When Illinois couples are married and have children, they are often joint account holders. This also applies to their children’s college savings. While this is practical during the marriage, this can cause issues when the relationship comes to an end.
When people decide to get a divorce, they often want to create distance between themselves and their estranged spouse. They start to cancel joint checking accounts and credit cards so that they will not be on the hook for their spouse’s debt. These tasks are completed in order to create a divide between the two parties. However, this is difficult to achieve when the spouses have an ongoing link: their children. When their children have assets, such as a college savings account, they often remain tied together. This can cause issues since many college savings plans allow the account holder to make important changes to the account at any point in time. This can allow a bitter spouse who does not get much time with his or her children to change the beneficiary on the account to a new child born in a subsequent marriage. Many accounts allow for non-educational withdrawals and then penalize the account holder.
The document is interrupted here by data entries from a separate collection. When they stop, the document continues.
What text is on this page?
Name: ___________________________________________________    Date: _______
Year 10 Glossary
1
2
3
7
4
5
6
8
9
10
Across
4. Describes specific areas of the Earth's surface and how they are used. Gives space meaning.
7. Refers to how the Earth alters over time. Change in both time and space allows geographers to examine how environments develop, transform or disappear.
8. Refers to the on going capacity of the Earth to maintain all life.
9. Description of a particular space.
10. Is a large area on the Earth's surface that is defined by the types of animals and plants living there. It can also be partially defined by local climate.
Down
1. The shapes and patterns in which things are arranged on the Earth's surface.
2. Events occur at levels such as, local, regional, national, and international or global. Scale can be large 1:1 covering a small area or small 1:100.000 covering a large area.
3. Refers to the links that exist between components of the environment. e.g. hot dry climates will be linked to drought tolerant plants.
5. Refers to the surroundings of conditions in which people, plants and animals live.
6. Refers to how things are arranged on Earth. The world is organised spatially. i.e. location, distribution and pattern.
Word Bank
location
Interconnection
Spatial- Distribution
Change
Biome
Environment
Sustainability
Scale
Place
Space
In order to combat these potential risks, the parties may add provisions in their separation agreement concerning the treatment of these assets. They may clarify who can use the funds, when a withdrawal is permitted and how the other party will be informed of the withdrawal. They may also consider moving the fund to a different investment vehicle that provides greater oversight such as a trust. Alternatively, they may decide to split the fund into two and let each party manage one fund.
Financial matters such as these are often contentious at the end of a marriage. In some cases the parties and their respective family law attorneys can negotiate an agreement which definitively addresses them.